The inhabitants of the southern town did not know each other.
Copland, the black doctor, was lonely. For the rights and interests of the blacks, he struggled alone with illness.
Jack the Tramp is lonely. He recognized that America was a madhouse, but people turned a blind eye to lies and continued to live in them. He ran and shouted for the rights and freedoms of the people, and he should be few. He and Dr. Copeland share a common rationality, but they are unable to communicate effectively with each other.
The café owner Beav is lonely. Crowds are pouring in, where is his love?
The little girl Mick was lonely. Growing up, who can understand her dreams?
The lonely, able-bodied people had no choice but to confide in mr. Singer, a kind, dumb white man. Singer was willing to listen, but couldn't actually fully understand them.
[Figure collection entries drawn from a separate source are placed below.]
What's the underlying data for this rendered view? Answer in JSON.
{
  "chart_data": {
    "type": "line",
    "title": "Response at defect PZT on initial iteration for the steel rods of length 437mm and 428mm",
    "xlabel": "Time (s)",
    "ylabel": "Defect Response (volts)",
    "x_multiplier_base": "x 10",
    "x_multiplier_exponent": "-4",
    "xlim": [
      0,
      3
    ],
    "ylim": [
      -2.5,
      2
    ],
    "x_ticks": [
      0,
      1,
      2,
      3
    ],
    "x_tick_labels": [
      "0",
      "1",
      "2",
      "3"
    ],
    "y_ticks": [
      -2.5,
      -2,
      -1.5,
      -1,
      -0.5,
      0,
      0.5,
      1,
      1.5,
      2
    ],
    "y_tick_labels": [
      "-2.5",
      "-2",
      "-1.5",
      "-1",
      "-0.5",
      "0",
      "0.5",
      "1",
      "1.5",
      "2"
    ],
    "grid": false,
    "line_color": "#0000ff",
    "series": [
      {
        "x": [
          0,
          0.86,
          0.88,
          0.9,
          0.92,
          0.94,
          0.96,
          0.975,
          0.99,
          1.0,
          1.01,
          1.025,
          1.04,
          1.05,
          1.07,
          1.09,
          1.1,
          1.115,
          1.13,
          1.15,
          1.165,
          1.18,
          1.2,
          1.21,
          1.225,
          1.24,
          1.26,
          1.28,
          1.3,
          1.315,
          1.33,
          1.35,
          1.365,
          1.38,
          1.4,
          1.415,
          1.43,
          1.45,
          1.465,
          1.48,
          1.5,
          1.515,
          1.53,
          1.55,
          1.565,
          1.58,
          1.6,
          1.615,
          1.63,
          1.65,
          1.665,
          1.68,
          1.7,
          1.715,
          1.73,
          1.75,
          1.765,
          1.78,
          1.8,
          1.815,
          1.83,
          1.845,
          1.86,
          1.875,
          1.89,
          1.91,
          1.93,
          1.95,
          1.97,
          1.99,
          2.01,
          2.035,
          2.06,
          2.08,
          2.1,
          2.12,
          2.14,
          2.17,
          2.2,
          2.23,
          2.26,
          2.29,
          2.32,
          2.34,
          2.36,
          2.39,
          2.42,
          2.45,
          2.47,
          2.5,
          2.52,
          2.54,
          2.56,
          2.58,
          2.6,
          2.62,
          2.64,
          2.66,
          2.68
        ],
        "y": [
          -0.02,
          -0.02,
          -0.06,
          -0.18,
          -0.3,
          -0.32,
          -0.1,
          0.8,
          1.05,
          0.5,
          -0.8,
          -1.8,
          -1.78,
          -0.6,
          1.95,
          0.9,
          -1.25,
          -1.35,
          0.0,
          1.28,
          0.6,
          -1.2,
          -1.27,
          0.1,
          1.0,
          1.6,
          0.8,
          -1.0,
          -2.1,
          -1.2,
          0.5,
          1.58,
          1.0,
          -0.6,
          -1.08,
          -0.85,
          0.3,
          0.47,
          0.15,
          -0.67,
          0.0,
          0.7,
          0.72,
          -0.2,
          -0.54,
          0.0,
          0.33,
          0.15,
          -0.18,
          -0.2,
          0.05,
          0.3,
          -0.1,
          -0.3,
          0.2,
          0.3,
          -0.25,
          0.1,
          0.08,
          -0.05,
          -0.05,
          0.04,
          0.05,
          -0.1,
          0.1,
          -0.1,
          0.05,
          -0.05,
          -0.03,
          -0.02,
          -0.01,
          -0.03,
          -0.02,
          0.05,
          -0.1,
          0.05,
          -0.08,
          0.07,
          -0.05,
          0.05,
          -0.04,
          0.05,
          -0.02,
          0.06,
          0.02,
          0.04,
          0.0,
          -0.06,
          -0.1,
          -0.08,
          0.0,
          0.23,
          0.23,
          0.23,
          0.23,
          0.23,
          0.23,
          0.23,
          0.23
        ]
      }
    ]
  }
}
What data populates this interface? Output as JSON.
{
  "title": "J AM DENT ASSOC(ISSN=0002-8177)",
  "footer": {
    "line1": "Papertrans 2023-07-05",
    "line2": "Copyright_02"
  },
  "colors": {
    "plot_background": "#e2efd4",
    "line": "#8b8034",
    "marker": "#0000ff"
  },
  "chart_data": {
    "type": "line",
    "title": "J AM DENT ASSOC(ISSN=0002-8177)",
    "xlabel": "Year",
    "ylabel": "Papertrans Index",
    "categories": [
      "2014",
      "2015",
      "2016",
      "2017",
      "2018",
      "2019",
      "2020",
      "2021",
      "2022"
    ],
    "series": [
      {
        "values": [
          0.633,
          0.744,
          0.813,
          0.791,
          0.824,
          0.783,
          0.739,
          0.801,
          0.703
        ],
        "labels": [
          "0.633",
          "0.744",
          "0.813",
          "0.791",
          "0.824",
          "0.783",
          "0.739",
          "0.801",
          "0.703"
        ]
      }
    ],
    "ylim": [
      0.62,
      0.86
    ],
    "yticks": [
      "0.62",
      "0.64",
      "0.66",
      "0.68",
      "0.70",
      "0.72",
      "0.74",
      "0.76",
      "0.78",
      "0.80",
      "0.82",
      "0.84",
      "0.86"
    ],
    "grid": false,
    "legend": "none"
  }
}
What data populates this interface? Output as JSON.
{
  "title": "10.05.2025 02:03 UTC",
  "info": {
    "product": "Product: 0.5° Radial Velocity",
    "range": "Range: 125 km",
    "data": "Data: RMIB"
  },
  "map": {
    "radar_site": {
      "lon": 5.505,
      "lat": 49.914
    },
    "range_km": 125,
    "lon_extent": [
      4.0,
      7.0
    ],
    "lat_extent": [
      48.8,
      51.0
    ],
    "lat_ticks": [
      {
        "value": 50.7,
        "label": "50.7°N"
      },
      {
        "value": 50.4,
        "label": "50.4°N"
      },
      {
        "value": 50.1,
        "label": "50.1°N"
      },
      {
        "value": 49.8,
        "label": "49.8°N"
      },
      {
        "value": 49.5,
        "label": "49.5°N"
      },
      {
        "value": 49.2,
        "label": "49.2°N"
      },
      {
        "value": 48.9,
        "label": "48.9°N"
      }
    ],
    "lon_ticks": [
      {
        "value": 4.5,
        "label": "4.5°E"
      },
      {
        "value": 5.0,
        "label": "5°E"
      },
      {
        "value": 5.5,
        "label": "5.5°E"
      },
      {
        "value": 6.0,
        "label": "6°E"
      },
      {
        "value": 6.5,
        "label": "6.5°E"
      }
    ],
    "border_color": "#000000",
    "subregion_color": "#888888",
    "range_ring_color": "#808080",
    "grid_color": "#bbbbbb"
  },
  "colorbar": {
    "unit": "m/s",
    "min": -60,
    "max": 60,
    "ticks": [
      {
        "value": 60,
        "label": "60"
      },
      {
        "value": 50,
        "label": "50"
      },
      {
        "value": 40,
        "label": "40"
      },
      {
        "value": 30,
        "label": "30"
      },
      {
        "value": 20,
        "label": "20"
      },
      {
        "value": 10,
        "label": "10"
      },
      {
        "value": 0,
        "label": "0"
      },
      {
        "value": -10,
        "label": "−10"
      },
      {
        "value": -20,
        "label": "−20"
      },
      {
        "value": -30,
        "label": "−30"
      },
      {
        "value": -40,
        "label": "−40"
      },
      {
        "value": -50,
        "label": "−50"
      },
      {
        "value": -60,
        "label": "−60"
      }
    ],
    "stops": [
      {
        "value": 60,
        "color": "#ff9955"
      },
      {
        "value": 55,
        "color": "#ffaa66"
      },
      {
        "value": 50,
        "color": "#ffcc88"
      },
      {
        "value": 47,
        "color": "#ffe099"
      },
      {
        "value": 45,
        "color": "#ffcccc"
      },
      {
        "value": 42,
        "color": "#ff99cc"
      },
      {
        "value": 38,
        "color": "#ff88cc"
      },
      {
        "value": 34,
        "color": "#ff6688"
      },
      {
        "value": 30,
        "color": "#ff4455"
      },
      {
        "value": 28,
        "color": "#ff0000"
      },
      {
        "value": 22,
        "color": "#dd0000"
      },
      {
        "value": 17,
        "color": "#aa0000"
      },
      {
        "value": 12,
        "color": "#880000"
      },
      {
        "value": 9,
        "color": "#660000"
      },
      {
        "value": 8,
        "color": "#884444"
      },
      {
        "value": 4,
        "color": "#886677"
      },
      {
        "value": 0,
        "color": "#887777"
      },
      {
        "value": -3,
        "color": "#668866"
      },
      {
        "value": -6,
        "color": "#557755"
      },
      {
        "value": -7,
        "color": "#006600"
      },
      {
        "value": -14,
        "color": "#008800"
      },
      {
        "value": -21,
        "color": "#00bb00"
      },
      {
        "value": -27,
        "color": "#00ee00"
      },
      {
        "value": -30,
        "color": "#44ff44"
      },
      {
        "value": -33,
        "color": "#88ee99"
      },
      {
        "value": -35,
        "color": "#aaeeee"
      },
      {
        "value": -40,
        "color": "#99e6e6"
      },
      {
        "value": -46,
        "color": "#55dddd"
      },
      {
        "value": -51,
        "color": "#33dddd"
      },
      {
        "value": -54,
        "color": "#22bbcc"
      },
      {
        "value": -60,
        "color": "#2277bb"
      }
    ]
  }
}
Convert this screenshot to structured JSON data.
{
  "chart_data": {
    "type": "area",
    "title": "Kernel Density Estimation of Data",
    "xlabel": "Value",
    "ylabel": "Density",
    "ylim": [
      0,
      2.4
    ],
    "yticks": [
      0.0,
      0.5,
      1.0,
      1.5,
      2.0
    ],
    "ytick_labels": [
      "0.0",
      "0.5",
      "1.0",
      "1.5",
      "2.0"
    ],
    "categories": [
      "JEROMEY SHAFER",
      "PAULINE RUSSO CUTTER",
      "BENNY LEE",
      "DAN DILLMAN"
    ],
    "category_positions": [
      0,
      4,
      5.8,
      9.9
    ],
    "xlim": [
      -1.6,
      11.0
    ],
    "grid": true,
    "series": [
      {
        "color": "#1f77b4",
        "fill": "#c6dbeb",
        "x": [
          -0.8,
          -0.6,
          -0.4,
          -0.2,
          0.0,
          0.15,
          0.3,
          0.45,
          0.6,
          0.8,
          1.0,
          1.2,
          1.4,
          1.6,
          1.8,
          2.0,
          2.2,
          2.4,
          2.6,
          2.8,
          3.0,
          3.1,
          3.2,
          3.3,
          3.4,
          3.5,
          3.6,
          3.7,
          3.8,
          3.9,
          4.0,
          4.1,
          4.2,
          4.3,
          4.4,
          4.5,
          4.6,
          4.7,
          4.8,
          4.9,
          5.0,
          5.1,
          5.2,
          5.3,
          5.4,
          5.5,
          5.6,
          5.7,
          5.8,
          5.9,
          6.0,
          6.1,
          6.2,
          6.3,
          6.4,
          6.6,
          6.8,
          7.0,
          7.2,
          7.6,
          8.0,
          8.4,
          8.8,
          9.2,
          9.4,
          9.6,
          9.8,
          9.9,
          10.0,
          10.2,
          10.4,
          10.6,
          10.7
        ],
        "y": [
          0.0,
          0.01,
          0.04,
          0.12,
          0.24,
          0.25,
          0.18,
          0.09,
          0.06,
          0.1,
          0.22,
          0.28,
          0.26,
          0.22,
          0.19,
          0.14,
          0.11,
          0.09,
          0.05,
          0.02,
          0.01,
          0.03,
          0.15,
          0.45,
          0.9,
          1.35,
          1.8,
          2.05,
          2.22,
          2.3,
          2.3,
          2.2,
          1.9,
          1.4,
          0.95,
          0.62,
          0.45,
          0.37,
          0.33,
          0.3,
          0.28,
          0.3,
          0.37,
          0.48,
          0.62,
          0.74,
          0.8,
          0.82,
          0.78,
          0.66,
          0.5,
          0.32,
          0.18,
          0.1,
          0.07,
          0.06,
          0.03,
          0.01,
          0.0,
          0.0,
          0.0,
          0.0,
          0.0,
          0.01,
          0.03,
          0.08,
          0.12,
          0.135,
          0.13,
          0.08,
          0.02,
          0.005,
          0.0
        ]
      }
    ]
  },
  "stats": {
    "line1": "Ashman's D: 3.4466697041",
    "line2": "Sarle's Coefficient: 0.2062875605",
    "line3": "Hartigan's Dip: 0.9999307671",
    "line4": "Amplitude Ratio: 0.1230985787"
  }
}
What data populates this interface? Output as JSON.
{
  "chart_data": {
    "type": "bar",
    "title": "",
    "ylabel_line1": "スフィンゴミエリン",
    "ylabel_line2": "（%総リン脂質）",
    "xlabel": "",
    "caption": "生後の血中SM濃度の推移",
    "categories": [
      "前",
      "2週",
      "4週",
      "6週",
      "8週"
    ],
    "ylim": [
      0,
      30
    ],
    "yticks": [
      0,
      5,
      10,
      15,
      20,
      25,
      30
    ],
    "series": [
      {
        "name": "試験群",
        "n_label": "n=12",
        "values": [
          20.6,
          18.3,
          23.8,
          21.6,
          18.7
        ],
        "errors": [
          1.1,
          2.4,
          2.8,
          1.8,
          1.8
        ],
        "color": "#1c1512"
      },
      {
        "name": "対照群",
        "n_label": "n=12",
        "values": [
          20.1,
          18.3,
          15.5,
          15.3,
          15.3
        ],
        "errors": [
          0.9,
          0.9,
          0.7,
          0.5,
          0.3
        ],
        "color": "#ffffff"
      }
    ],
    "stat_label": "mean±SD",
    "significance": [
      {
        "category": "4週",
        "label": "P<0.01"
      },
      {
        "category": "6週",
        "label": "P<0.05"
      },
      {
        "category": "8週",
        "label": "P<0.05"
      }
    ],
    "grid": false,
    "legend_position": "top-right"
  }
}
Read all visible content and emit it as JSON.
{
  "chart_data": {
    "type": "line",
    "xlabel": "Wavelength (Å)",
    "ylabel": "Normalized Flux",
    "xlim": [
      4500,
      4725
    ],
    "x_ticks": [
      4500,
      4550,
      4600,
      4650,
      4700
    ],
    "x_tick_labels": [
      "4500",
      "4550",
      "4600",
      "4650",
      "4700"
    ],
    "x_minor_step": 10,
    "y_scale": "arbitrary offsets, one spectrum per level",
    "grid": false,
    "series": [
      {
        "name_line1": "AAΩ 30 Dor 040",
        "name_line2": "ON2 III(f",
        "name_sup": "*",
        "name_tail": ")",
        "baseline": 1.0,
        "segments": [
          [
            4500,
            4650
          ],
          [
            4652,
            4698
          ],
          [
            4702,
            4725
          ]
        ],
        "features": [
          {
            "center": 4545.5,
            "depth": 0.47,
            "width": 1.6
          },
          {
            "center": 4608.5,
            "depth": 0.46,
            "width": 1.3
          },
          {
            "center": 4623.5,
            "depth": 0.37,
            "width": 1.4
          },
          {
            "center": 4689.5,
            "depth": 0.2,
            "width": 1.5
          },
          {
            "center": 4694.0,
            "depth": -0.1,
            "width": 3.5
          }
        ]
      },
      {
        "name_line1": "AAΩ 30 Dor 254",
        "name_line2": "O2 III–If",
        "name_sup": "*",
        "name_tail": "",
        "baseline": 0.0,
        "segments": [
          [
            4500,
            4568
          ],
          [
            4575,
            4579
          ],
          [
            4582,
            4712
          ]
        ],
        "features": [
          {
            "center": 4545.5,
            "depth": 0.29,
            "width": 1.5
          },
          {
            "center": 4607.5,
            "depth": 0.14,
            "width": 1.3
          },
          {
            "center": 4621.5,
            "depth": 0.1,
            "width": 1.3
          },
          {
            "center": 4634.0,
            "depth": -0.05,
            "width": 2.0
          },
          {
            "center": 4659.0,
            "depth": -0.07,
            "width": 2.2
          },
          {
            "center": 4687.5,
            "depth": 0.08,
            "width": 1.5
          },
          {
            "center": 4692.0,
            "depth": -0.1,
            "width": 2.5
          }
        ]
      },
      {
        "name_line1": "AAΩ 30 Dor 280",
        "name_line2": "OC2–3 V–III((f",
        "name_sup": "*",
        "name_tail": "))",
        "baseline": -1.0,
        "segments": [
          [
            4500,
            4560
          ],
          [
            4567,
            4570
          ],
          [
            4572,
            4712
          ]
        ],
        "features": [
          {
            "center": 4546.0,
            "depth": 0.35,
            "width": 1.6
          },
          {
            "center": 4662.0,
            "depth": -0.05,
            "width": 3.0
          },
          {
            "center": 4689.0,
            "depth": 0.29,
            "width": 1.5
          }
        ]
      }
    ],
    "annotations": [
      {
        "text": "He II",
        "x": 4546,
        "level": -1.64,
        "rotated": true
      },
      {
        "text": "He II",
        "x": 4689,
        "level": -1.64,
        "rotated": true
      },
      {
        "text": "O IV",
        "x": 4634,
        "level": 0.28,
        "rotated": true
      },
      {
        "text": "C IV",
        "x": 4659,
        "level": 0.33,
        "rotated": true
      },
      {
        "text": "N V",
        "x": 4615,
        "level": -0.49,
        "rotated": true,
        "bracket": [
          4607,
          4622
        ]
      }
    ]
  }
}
On the other hand, people only know how to talk to Singh, but they don't know how to listen to the latter—he is also lonely. So Mr. Singer had to devote all his feelings to his old friend, the mute Antonapolos, who was already a psychopath. As soon as his old friend died, he was so grief-stricken, disheartened, and pitiful, that he committed suicide.
This novel has a specific background of the times, racial oppression, inequality between rich and poor, Nazis came to power, the spread of communism... From 1940 to the present, more than half a century has passed, and some of the phenomena written in the book have become historical relics, but as far as loneliness is concerned, has it passed away with the wind? Those who turn a blind eye to lies are also those who are in it and do not know it.